To get a different perspective on this issue, I asked a teenage boy for his opinion. Kelvin is a 16-year old British boy and claiming that his response surprised me would be an understatement.
“It’s so weird to me, it’s so alien to me that people can be against a whole genre of music in general, and then to have to second guess a person just because they like it. Not necessarily girls and not necessarily by boys, just anyone to anyone,“ Kelvin explains, “but girls are constantly degraded for pretty much everything they do, as we all know whether we admit it or not. Clothes, hair, make-up, general appearance, mannerisms, how they act and pretty much everything else in their general being and existence so it’s unsurprising that they are judged, degraded and insulted for the music they like. If they like pop music, rock music, punk music, it’s all the same.” He goes on by giving examples for the genres mentioned above: “It’s like ‘pop music? It’s probably because of the looks, and the boys and all the girls are fake and none of them can sing and its all autotune. Rock music? Yeah, you’re just pretending so you can be adventurous and fit in with us and pretend you’re deep and meaningful go back to your precious boybands and boys.”
While reading this, you might think that he’s exaggerating, but unfortunately he’s not. This is exactly the reaction we get whenever we talk about the music we like; I’ve experienced this myself more than enough. Laura seconds this by mentioning how usually boys think she’s a cool girl, but as soon as she mentions that she likes One Direction, they start reconfiguring the world in their head because there’s no way a cool girl could ever like a boyband.

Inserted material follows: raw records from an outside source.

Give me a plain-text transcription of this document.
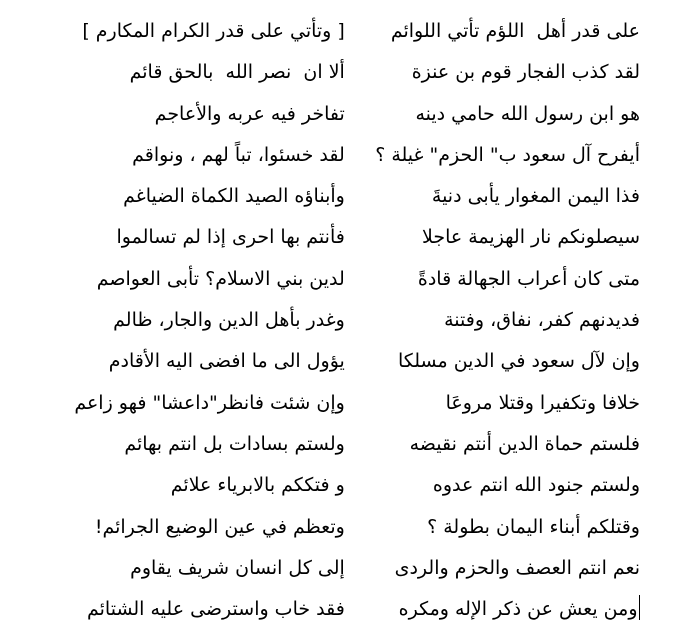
على قدر أهل  اللؤم تأتي اللوائم
[ وتأتي على قدر الكرام المكارم ]
لقد كذب الفجار قوم بن عنزة
ألا ان  نصر الله  بالحق قائم
هو ابن رسول الله حامي دينه
تفاخر فيه عربه والأعاجم
أيفرح آل سعود ب" الحزم" غيلة ؟
لقد خسئوا، تباً لهم ، ونواقم
فذا اليمن المغوار يأبى دنيةَ
وأبناؤه الصيد الكماة الضياغم
سيصلونكم نار الهزيمة عاجلا
فأنتم بها احرى إذا لم تسالموا
متى كان أعراب الجهالة قادةً
لدين بني الاسلام؟ تأبى العواصم
فديدنهم كفر، نفاق، وفتنة
وغدر بأهل الدين والجار، ظالم
وإن لآل سعود في الدين مسلكا
يؤول الى ما افضى اليه الأقادم
خلافا وتكفيرا وقتلا مروعَا
وإن شئت فانظر"داعشا" فهو زاعم
فلستم حماة الدين أنتم نقيضه
ولستم بسادات بل انتم بهائم
ولستم جنود الله انتم عدوه
و فتككم بالابرياء علائم
وقتلكم أبناء اليمان بطولة ؟
وتعظم في عين الوضيع الجرائم!
نعم انتم العصف والحزم والردى
إلى كل انسان شريف يقاوم
ومن يعش عن ذكر الإله ومكره
فقد خاب واسترضى عليه الشتائم
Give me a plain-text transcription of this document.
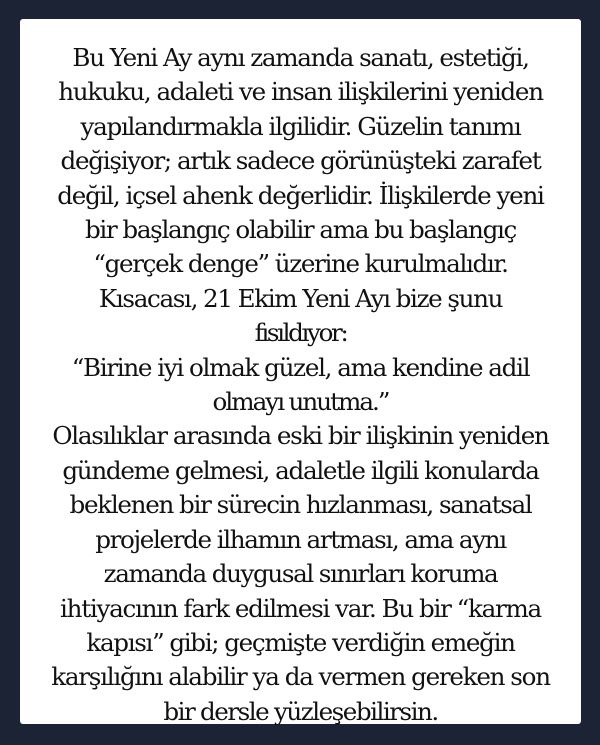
Bu Yeni Ay aynı zamanda sanatı, estetiği,
hukuku, adaleti ve insan ilişkilerini yeniden
yapılandırmakla ilgilidir. Güzelin tanımı
değişiyor; artık sadece görünüşteki zarafet
değil, içsel ahenk değerlidir. İlişkilerde yeni
bir başlangıç olabilir ama bu başlangıç
“gerçek denge” üzerine kurulmalıdır.
Kısacası, 21 Ekim Yeni Ayı bize şunu
fısıldıyor:
“Birine iyi olmak güzel, ama kendine adil
olmayı unutma.”
Olasılıklar arasında eski bir ilişkinin yeniden
gündeme gelmesi, adaletle ilgili konularda
beklenen bir sürecin hızlanması, sanatsal
projelerde ilhamın artması, ama aynı
zamanda duygusal sınırları koruma
ihtiyacının fark edilmesi var. Bu bir “karma
kapısı” gibi; geçmişte verdiğin emeğin
karşılığını alabilir ya da vermen gereken son
bir dersle yüzleşebilirsin.
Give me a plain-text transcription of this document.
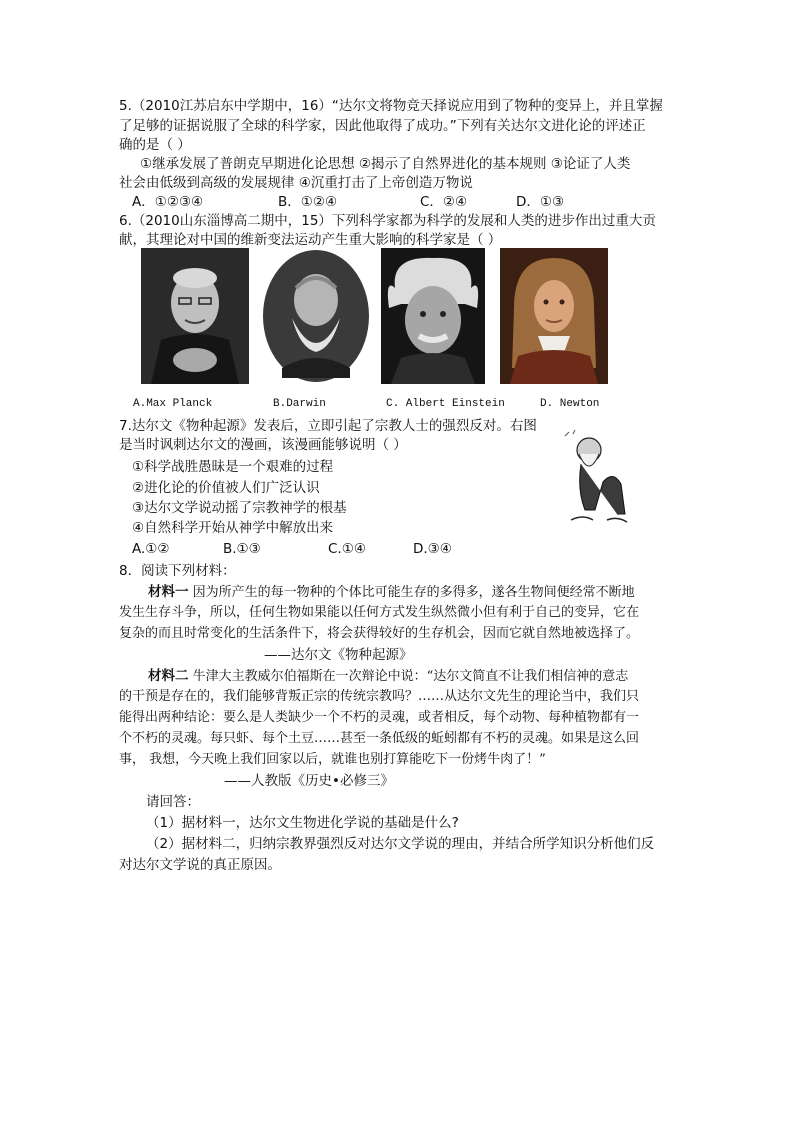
5.（2010江苏启东中学期中，16）“达尔文将物竞天择说应用到了物种的变异上，并且掌握
了足够的证据说服了全球的科学家，因此他取得了成功。”下列有关达尔文进化论的评述正
确的是（ ）
①继承发展了普朗克早期进化论思想 ②揭示了自然界进化的基本规则 ③论证了人类
社会由低级到高级的发展规律 ④沉重打击了上帝创造万物说
A．①②③④	B．①②④	C．②④	D．①③
6.（2010山东淄博高二期中，15）下列科学家都为科学的发展和人类的进步作出过重大贡
献，其理论对中国的维新变法运动产生重大影响的科学家是（ ）
A.Max Planck	B.Darwin	C. Albert Einstein	D. Newton
7.达尔文《物种起源》发表后，立即引起了宗教人士的强烈反对。右图
是当时讽刺达尔文的漫画，该漫画能够说明（ ）
①科学战胜愚昧是一个艰难的过程
②进化论的价值被人们广泛认识
③达尔文学说动摇了宗教神学的根基
④自然科学开始从神学中解放出来
A.①②	B.①③	C.①④	D.③④
8．阅读下列材料：
材料一 因为所产生的每一物种的个体比可能生存的多得多，遂各生物间便经常不断地
发生生存斗争，所以，任何生物如果能以任何方式发生纵然微小但有利于自己的变异，它在
复杂的而且时常变化的生活条件下，将会获得较好的生存机会，因而它就自然地被选择了。
——达尔文《物种起源》
材料二 牛津大主教威尔伯福斯在一次辩论中说：“达尔文简直不让我们相信神的意志
的干预是存在的，我们能够背叛正宗的传统宗教吗？……从达尔文先生的理论当中，我们只
能得出两种结论：要么是人类缺少一个不朽的灵魂，或者相反，每个动物、每种植物都有一
个不朽的灵魂。每只虾、每个土豆……甚至一条低级的蚯蚓都有不朽的灵魂。如果是这么回
事， 我想，今天晚上我们回家以后，就谁也别打算能吃下一份烤牛肉了！”
——人教版《历史•必修三》
请回答：
（1）据材料一，达尔文生物进化学说的基础是什么?
（2）据材料二，归纳宗教界强烈反对达尔文学说的理由，并结合所学知识分析他们反
对达尔文学说的真正原因。
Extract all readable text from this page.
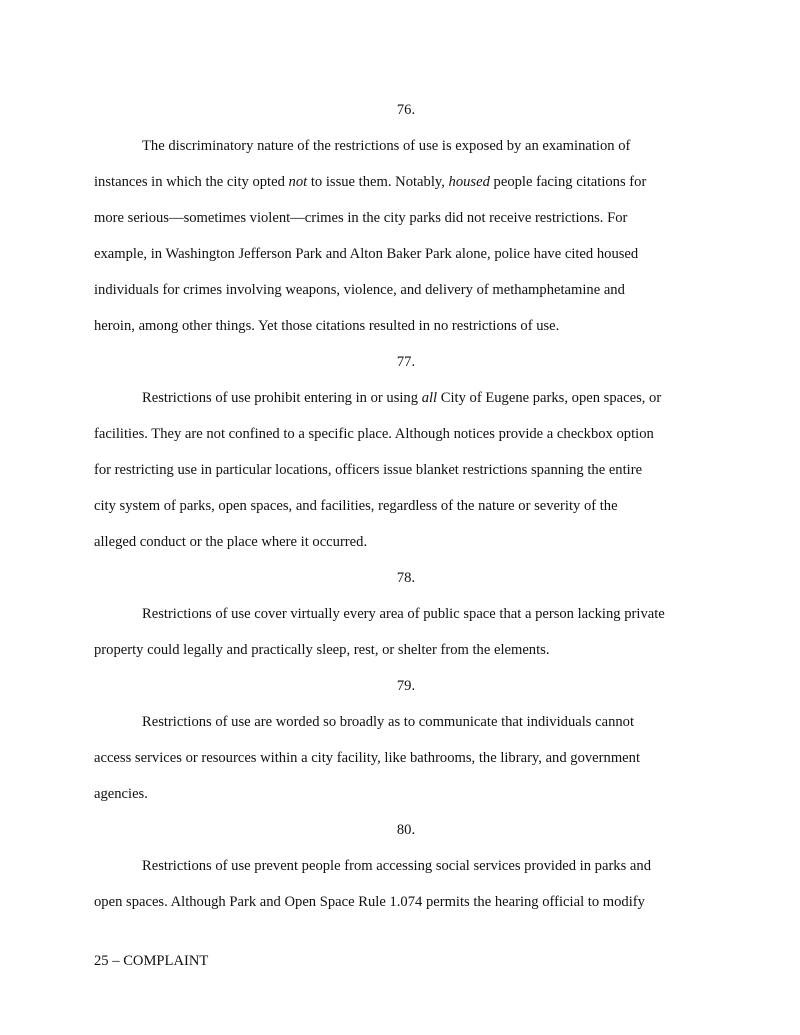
76.

The discriminatory nature of the restrictions of use is exposed by an examination of
instances in which the city opted not to issue them. Notably, housed people facing citations for
more serious—sometimes violent—crimes in the city parks did not receive restrictions. For
example, in Washington Jefferson Park and Alton Baker Park alone, police have cited housed
individuals for crimes involving weapons, violence, and delivery of methamphetamine and
heroin, among other things. Yet those citations resulted in no restrictions of use.

77.

Restrictions of use prohibit entering in or using all City of Eugene parks, open spaces, or
facilities. They are not confined to a specific place. Although notices provide a checkbox option
for restricting use in particular locations, officers issue blanket restrictions spanning the entire
city system of parks, open spaces, and facilities, regardless of the nature or severity of the
alleged conduct or the place where it occurred.

78.

Restrictions of use cover virtually every area of public space that a person lacking private
property could legally and practically sleep, rest, or shelter from the elements.

79.

Restrictions of use are worded so broadly as to communicate that individuals cannot
access services or resources within a city facility, like bathrooms, the library, and government
agencies.

80.

Restrictions of use prevent people from accessing social services provided in parks and
open spaces. Although Park and Open Space Rule 1.074 permits the hearing official to modify
25 – COMPLAINT
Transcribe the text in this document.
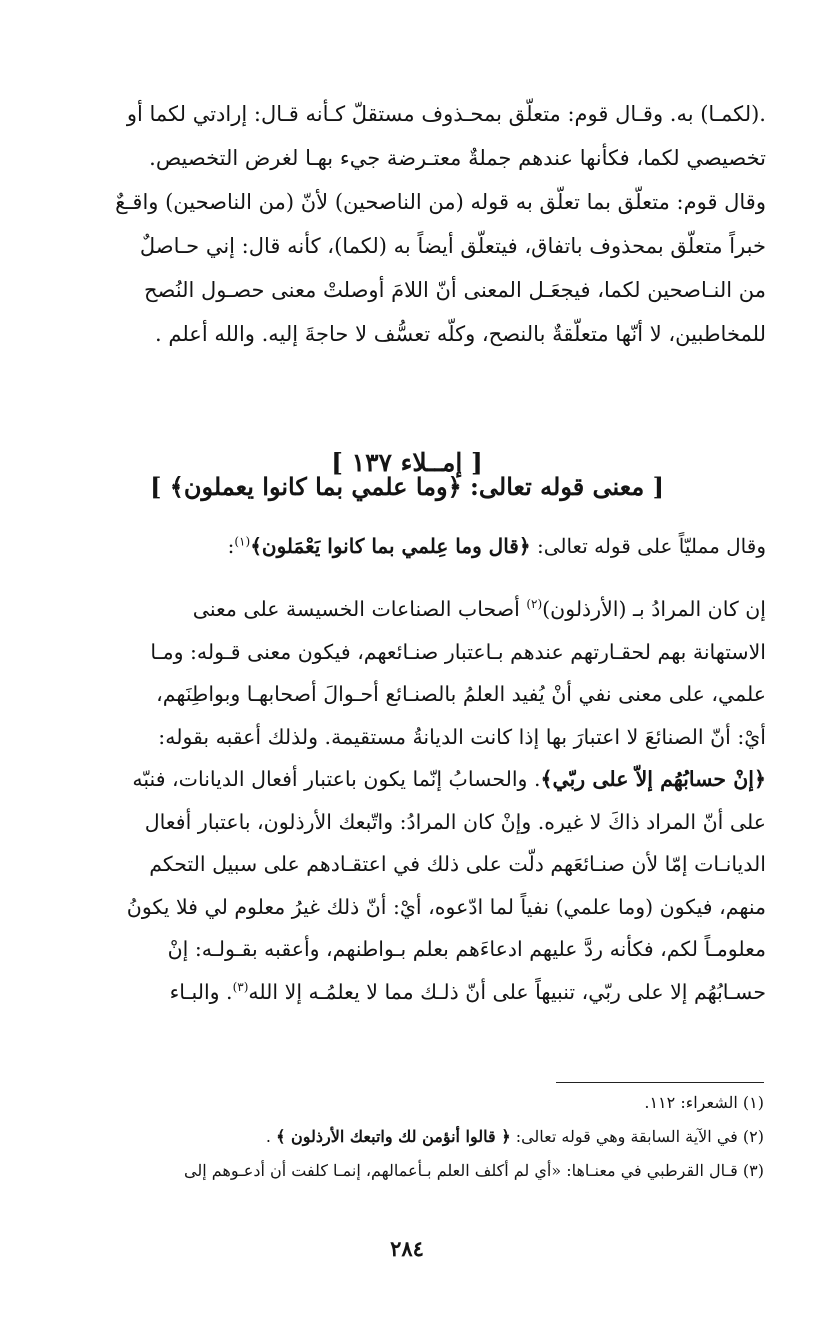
.(لكمـا) به. وقـال قوم: متعلّق بمحـذوف مستقلّ كـأنه قـال: إرادتي لكما أو
تخصيصي لكما، فكأنها عندهم جملةٌ معتـرضة جيء بهـا لغرض التخصيص.
وقال قوم: متعلّق بما تعلّق به قوله (من الناصحين) لأنّ (من الناصحين) واقـعٌ
خبراً متعلّق بمحذوف باتفاق، فيتعلّق أيضاً به (لكما)، كأنه قال: إني حـاصلٌ
من النـاصحين لكما، فيجعَـل المعنى أنّ اللامَ أوصلتْ معنى حصـول النُصح
للمخاطبين، لا أنّها متعلّقةٌ بالنصح، وكلّه تعسُّف لا حاجةَ إليه. والله أعلم .
[ إمــلاء ١٣٧ ]
[ معنى قوله تعالى: ﴿وما علمي بما كانوا يعملون﴾ ]
وقال ممليّاً على قوله تعالى: ﴿قال وما عِلمي بما كانوا يَعْمَلون﴾$^{(١)}$:
إن كان المرادُ بـ (الأرذلون)$^{(٢)}$ أصحاب الصناعات الخسيسة على معنى
الاستهانة بهم لحقـارتهم عندهم بـاعتبار صنـائعهم، فيكون معنى قـوله: ومـا
علمي، على معنى نفي أنْ يُفيد العلمُ بالصنـائع أحـوالَ أصحابهـا وبواطِنَهم،
أيْ: أنّ الصنائعَ لا اعتبارَ بها إذا كانت الديانةُ مستقيمة. ولذلك أعقبه بقوله:
﴿إنْ حسابُهُم إلاّ على ربّي﴾. والحسابُ إنّما يكون باعتبار أفعال الديانات، فنبّه
على أنّ المراد ذاكَ لا غيره. وإنْ كان المرادُ: واتّبعك الأرذلون، باعتبار أفعال
الديانـات إمّا لأن صنـائعَهم دلّت على ذلك في اعتقـادهم على سبيل التحكم
منهم، فيكون (وما علمي) نفياً لما ادّعوه، أيْ: أنّ ذلك غيرُ معلوم لي فلا يكونُ
معلومـاً لكم، فكأنه ردَّ عليهم ادعاءَهم بعلم بـواطنهم، وأعقبه بقـولـه: إنْ
حسـابُهُم إلا على ربّي، تنبيهاً على أنّ ذلـك مما لا يعلمُـه إلا الله$^{(٣)}$. والبـاء
(١) الشعراء: ١١٢.
(٢) في الآية السابقة وهي قوله تعالى: ﴿ قالوا أنؤمن لك واتبعك الأرذلون ﴾ .
(٣) قـال القرطبي في معنـاها: «أي لم أكلف العلم بـأعمالهم، إنمـا كلفت أن أدعـوهم إلى
٢٨٤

Kelvin goes on by trying to explain why boys actually do measure a girl’s validity by her taste in music, but both him and me come to the conclusion that it can only be their idea of the popular genre ruining music itself and giving it a bad name. They probably think pop music causes a loss of integrity in the name of the Arts.

After all, music is an art that still struggles a lot with any kind of social issues and sexism is just one of them. There are still way too many people who are either unconscious of this issue or don’t bother changing it because they’re not directly involved. We’re so used to it by now that it barely catches our attention and it really shouldn’t be this way.